Polskie góry uchwycone w sztuce [wystawa „Tatry. Wróblewski. Karłowicz. Wyczółkowski” w Muzeum Manggha]
Góry od wieków były i są przedmiotem fascynacji. Często łączono je z mistyką: na górę wchodził Mojżesz, by tam rozmawiać z Bogiem; również Jezus oddalał się na górę, by tam spędzać czas ze swoim Niebiańskim Ojcem.
To tylko przykłady, gdyż praktycznie w każdym zakątku świata góry wiązały się z tajemnicą i duchowością. W krakowskim Muzeum Manggha można obecnie oglądać wystawy o tematyce górskiej, będące częścią projektu Góry. „Tatry. Wróblewski. Karłowicz. Wyczółkowski” to jedna z nich.
Tatry oczami trojga Polaków
Wchodzę do wnętrza góry. Ale to wnętrze – czerwonobrunatne, może odrobinę niepokojące – skrywa w sobie górskie zbocza i szczyty.
Wystawa została zbudowana wokół prac Andrzeja Wróblewskiego – czarno-białych tuszy z widokami Tatr oraz jego geometrycznych abstrakcji z 1948 roku.

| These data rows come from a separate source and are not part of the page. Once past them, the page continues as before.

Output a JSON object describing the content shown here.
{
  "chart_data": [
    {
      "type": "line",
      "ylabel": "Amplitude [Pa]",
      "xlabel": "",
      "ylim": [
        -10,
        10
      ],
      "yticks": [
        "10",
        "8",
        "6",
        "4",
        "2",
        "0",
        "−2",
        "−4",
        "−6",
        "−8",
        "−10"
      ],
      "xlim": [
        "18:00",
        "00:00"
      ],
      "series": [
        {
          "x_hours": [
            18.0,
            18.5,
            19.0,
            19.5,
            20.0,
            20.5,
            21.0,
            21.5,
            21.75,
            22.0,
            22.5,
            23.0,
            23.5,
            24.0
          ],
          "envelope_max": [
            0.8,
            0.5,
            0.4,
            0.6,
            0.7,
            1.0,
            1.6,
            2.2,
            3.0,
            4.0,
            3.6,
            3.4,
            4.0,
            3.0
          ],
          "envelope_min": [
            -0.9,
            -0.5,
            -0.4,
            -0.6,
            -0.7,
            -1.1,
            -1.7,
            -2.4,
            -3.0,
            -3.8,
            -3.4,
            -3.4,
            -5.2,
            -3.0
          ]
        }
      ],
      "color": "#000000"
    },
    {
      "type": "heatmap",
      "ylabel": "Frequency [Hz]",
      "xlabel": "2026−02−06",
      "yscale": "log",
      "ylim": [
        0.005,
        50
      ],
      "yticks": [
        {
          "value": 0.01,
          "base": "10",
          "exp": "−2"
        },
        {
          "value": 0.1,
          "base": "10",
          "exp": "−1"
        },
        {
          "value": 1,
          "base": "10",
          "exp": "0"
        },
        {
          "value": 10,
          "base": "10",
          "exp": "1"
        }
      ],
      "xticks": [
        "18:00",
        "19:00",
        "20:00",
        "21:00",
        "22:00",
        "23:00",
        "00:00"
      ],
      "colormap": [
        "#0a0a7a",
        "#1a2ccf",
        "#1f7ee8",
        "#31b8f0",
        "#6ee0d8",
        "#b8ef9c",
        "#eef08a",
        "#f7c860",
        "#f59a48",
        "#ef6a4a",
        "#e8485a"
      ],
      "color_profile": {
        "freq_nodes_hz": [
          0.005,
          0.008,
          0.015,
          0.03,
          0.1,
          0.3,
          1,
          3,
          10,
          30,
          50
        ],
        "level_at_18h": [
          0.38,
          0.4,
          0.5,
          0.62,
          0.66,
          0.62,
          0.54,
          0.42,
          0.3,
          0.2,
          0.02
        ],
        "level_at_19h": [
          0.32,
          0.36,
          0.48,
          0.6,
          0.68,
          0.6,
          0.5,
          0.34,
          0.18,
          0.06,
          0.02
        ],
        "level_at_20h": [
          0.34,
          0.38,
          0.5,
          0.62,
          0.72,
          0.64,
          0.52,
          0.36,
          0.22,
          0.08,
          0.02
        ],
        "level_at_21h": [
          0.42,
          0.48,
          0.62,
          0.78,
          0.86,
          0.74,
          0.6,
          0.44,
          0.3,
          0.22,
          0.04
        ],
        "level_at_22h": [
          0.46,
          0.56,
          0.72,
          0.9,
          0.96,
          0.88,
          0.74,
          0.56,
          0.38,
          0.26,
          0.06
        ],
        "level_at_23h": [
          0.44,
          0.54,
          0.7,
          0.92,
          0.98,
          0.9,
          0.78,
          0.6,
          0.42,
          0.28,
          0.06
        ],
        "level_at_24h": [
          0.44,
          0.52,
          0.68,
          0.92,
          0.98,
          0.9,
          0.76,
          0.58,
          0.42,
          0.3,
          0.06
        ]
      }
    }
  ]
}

Towarzyszące im obrazy, pastele i grafiki Leona Wyczółkowskiego powstały w pierwszej dekadzie XX wieku i są inspirowane japońską sztuką i estetyką – drzeworytami barwnymi ukiyo-e. Wystawę uzupełniają tatrzańskie fotografie Mieczysława Karłowicza, kompozytora, taternika i fotografa. Trzech twórców łączą nie tylko ujęcia wrażeń widokowych, ale i wizualne oddanie doświadczenia wędrówki górskiej.
Bo góry nie tylko można podziwiać wzrokowo, można się z nimi zmierzyć, można doświadczyć wielorakich emocji i przeżyć podczas górskiej wyprawy: zmaganie i zmęczenie, momentami być może nawet bezsilność, nagrodzone zostają obcowaniem z pięknem natury, z dzikością, pierwotnością. Każdy, kto wchodził na górę, zna to uczucie triumfu i ekstazy, gdy znajdujemy się już na szczycie i sycimy duszę bajecznymi widokami.
Ten sam temat, ten sam obiekt – a ujęty został na tak różny sposób: są kubistyczne, geometryczne kształty (które przełamują barwami monochromatyczność eksponatów wystawy); są czarno-białe, ascetyczne fotografie Karłowicza; są wreszcie, inspirowane duchem Japonii, szkice tuszem. Co ciekawe, na zgromadzonych obrazach i zdjęciach prawie nie dostrzega się postaci ludzkich – za wyjątkiem pary narciarzy. Tak, jak jedna osoba może zostać opisana w rozmaity sposób przez kilkorga ludzi, tak samo i z górami. Niby te same Tatry, niby poznawane w podobnym okresie czasu – a jakie różnice w artystycznym utrwaleniu. Wystawie towarzyszą literackie ujęcia gór, fragmenty listów, pamiętników.
Tatry w ujęciu trzech Polaków jawią się jako obiekty nęcące, imponujące, ale i groźne – nie bez powodu. Dwóch artystów, których prace składają się na krakowską wystawę, zginęło w górach. Andrzej Wróblewski, urodzony 15 czerwca 1927 w Wilnie, zginął podczas wyprawy w Tatry 23 marca 1957. Mieczysław Karłowicz, dziś znany jako muzyk i dyrygent, także zginął tragicznie w Tatrach – 8 lutego 1909. Już samo oglądanie eksponatów wystawy „Tatry…” wywołuje tęsknotę za górską wędrówką, za tym wysiłkiem wspinaczki, nagrodzonym wspaniałymi widokami. Jednocześnie utrwalone widoki szczytów tatrzańskich same w sobie są pewnym rodzajem wyprawy, obcowania z przyrodą, przeżyciem i doznaniem.
*
Korzystałam z materiałów prasowych wystawy.
Wystawę „Tatry. Wróblewski. Karłowicz. Wyczółkowski” można oglądać w krakowskim Muzeum Manggha do 5. listopada 2023.